I- O acto que indefere pedido de admissão a concurso documental de acesso à categoria de Investigador Principal do Instituto Nacional de Investigação das Pescas por ou não possuir três anos de efectivo serviço na categoria de investigador auxiliar, é apenas decisório quanto a esse pedido e não também, quanto à data, indicada na informação dos serviços em que aquele acto se fundamentou, a partir da qual aquele período de três anos começou a ser contado.

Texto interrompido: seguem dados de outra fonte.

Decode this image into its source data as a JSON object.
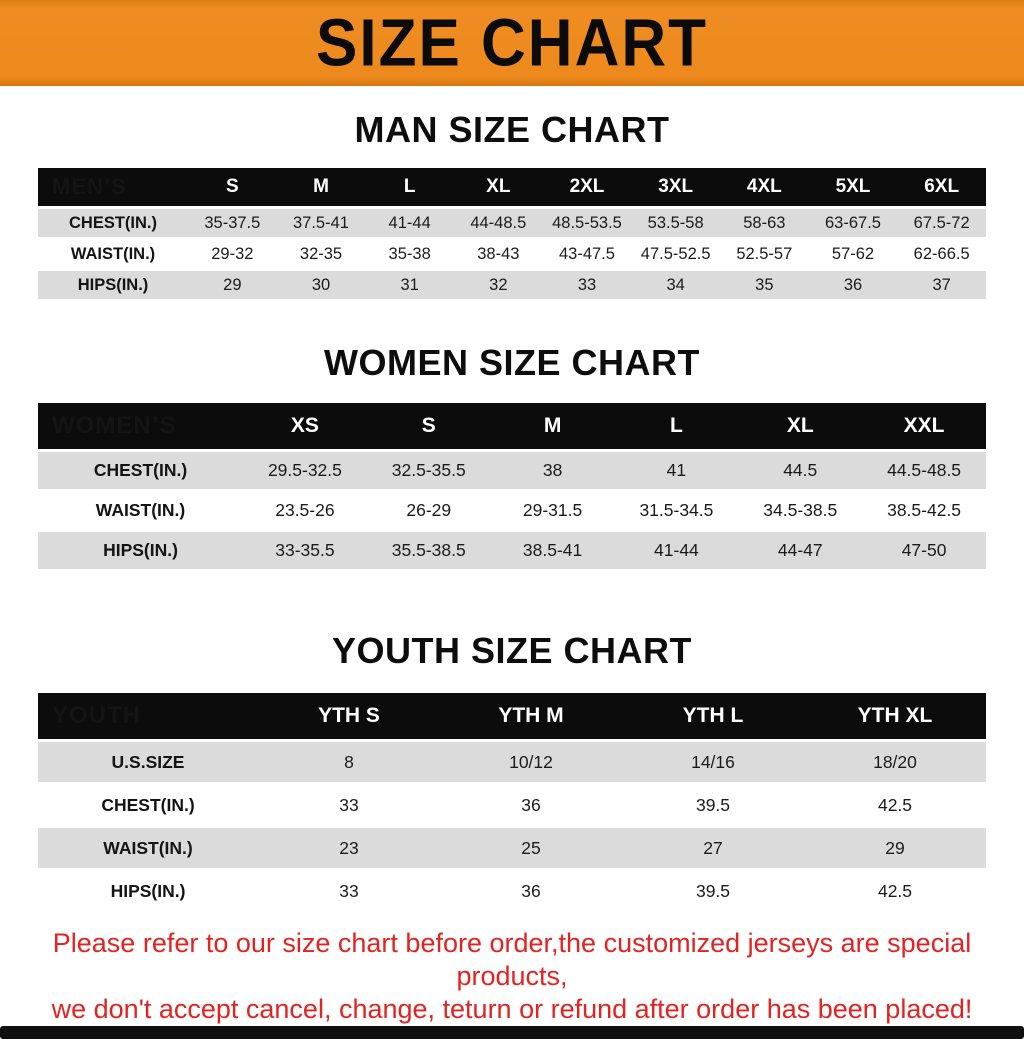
{
  "banner": {
    "title": "SIZE CHART",
    "bg_color": "#ED891D"
  },
  "sections": [
    {
      "heading": "MAN SIZE CHART",
      "table": {
        "header": [
          "MEN’S",
          "S",
          "M",
          "L",
          "XL",
          "2XL",
          "3XL",
          "4XL",
          "5XL",
          "6XL"
        ],
        "rows": [
          [
            "CHEST(IN.)",
            "35-37.5",
            "37.5-41",
            "41-44",
            "44-48.5",
            "48.5-53.5",
            "53.5-58",
            "58-63",
            "63-67.5",
            "67.5-72"
          ],
          [
            "WAIST(IN.)",
            "29-32",
            "32-35",
            "35-38",
            "38-43",
            "43-47.5",
            "47.5-52.5",
            "52.5-57",
            "57-62",
            "62-66.5"
          ],
          [
            "HIPS(IN.)",
            "29",
            "30",
            "31",
            "32",
            "33",
            "34",
            "35",
            "36",
            "37"
          ]
        ]
      }
    },
    {
      "heading": "WOMEN SIZE CHART",
      "table": {
        "header": [
          "WOMEN’S",
          "XS",
          "S",
          "M",
          "L",
          "XL",
          "XXL"
        ],
        "rows": [
          [
            "CHEST(IN.)",
            "29.5-32.5",
            "32.5-35.5",
            "38",
            "41",
            "44.5",
            "44.5-48.5"
          ],
          [
            "WAIST(IN.)",
            "23.5-26",
            "26-29",
            "29-31.5",
            "31.5-34.5",
            "34.5-38.5",
            "38.5-42.5"
          ],
          [
            "HIPS(IN.)",
            "33-35.5",
            "35.5-38.5",
            "38.5-41",
            "41-44",
            "44-47",
            "47-50"
          ]
        ]
      }
    },
    {
      "heading": "YOUTH SIZE CHART",
      "table": {
        "header": [
          "YOUTH",
          "YTH S",
          "YTH M",
          "YTH L",
          "YTH XL"
        ],
        "rows": [
          [
            "U.S.SIZE",
            "8",
            "10/12",
            "14/16",
            "18/20"
          ],
          [
            "CHEST(IN.)",
            "33",
            "36",
            "39.5",
            "42.5"
          ],
          [
            "WAIST(IN.)",
            "23",
            "25",
            "27",
            "29"
          ],
          [
            "HIPS(IN.)",
            "33",
            "36",
            "39.5",
            "42.5"
          ]
        ]
      }
    }
  ],
  "footer": {
    "line1": "Please refer to our size chart before order,the customized jerseys are special products,",
    "line2": "we don't accept cancel, change, teturn or refund after order has been placed!",
    "text_color": "#E32222"
  },
  "colors": {
    "banner_orange": "#ED891D",
    "header_black": "#0C0C0C",
    "row_gray": "#DBDBDB",
    "disclaimer_red": "#E32222"
  }
}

É assim,
II- Por efeito desse acto, não adquiriu o requerente a antiguidade nessa categoria de investigador auxiliar, a partir daquela data, nem na sua esfera jurídica se inscreveu qualquer direito a esse respeito.
III- A expressão "são imediatamente providos na categoria de investigador auxiliar", inserta no n. 4 do artigo 12 do Dec.-Lei n. 68/88, de 3 de Março significa apenas que o respectivo interessado deve ser desde logo nomeado e tomar posse desse cargo e não que os efeitos normais da "posse", se produzem logo no dia seguinte ao da aprovação nas provas mencionadas no n. 2 do art. 17 do mesmo diploma, independentemente do cumprimento das formalidades legais que definem o regime de constituição e modificação da relação jurídica de emprego na Administração Pública.
Por isso,
IV- Os efeitos do provimento na categoria de investigador auxiliar, previsto no referido n. 4 do art. 12 do Dec.-Lei n. 68/88, designadamente quanto ao início de funções, abono de remunerações e contagem de tempo de serviço, só se produzem a partir da data da posse. E assim,
V- Só a partir da data da posse de investigador auxiliar pode ter início a contagem do prazo de 3 anos, indispensável nos termos da disposição do referido n. 1 do art. 8 do Dec.-Lei n. 68/88, para o acesso à categoria de investigador principal.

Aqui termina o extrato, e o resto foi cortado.